The results of a Texas Supreme Court case could bring an end to plastic bag bans in Texas.
Thursday, the court heard testimony on a case out of Laredo, which has a similar bag ban as Austin.
The lawsuit alleges the ban is illegal, saying a local government cannot make restrictions for solid waste purposes.
In June 2017, Attorney General Ken Paxton asked the Supreme Court to eliminate the plastic bag ban across the state. Paxton cited a state law saying "cities can't restrict using containers or packages for solid waste purposes."
The outcome of the Supreme Court case would affect bag bans all across Texas.
"I have so many reusable bags at home,” said shopper Mindy Honcoop.
The bag ban went into effect back in 2013 in Austin.
Ever since then, stores have only offered cloth, paper or thick re-usable plastic bags.
"Currently we use a paper bag that we offer to our customers free of charge,” said David Ortiz, the store manager at Fresh Plus.
But with the Texas Supreme Court looking at the bag ban it's possible the single use plastic bag could come back.
"Why do we need plastic?” said Honcoop.
Even if the ban was lifted, Honcoop said she would still bring her own, or use paper saying it's become a routine.
"Once you are like rid of plastic bags, you just become used to not having them anymore, and so I was surprised that you would even bring them back,” said Honcoop. "I wouldn't use a plastic just because you can't recycle the plastic bags anyways."
"For us, I think a lot of our customers have already known to bring their own bags but they do know that we do offer the paper bags to them, and I don't see a lot changing for us,” said Ortiz.
Allen Schroeder said he likes the bag ban.
"I've noticed the amount of reduced plastic flying around on the streets,” said Schroeder. "That in itself makes Austin a little nicer."
And he said he wouldn't go back.
"I would really avoid them,” said Schroeder.
"They just end up in landfills, and choking animals,” said Honcoop.
"Plastics in general are not good for the environment, I know that all the plastic then would be going back into the landfill,” said Schroeder.
So to keep them out of the landfill, these shoppers hope it starts with keeping them out of the stores.
At Fresh Plus, they don't know yet if they would switch back to offering plastic if the ban went away.

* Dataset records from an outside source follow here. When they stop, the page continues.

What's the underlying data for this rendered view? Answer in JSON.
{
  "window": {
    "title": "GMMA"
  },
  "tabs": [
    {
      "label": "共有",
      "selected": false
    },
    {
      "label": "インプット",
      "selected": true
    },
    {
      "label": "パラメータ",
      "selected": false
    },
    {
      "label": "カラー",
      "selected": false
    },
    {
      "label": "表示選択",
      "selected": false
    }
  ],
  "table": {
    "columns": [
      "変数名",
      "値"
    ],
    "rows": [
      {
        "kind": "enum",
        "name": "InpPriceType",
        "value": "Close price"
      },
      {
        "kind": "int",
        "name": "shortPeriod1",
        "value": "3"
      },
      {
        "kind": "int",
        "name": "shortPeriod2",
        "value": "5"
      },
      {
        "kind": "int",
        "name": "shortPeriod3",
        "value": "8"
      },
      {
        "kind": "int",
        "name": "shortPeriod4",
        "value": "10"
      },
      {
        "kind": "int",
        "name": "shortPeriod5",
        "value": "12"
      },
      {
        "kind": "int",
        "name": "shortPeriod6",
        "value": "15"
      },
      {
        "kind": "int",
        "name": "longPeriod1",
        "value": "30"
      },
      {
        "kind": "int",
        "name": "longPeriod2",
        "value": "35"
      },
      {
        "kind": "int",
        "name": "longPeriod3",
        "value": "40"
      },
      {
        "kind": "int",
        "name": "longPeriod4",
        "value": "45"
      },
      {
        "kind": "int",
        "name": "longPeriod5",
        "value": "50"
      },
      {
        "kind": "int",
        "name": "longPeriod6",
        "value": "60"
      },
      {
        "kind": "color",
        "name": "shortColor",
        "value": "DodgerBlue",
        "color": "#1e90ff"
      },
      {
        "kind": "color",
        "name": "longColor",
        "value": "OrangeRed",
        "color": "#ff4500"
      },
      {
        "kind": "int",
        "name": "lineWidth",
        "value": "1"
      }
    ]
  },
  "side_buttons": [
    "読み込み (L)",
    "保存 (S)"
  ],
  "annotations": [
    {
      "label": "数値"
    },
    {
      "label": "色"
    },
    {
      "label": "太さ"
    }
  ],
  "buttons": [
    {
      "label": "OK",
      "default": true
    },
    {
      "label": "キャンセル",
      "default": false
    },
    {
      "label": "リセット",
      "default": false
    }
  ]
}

We reached out to several other major stores in our area.
Target sent KVUE a statement:
“Target encourages guests and communities to reduce their plastic bag use and we comply with all local government regulations. With Austin's plastic bag ban still in place, we don't have any changes to our store bag practices to share at this time.”
Austin is one of about 10 cities in Texas with a ban on single-use plastic bags.
The Texas Retailers Association sued Austin over the bag ban in 2013 but later dropped the lawsuit.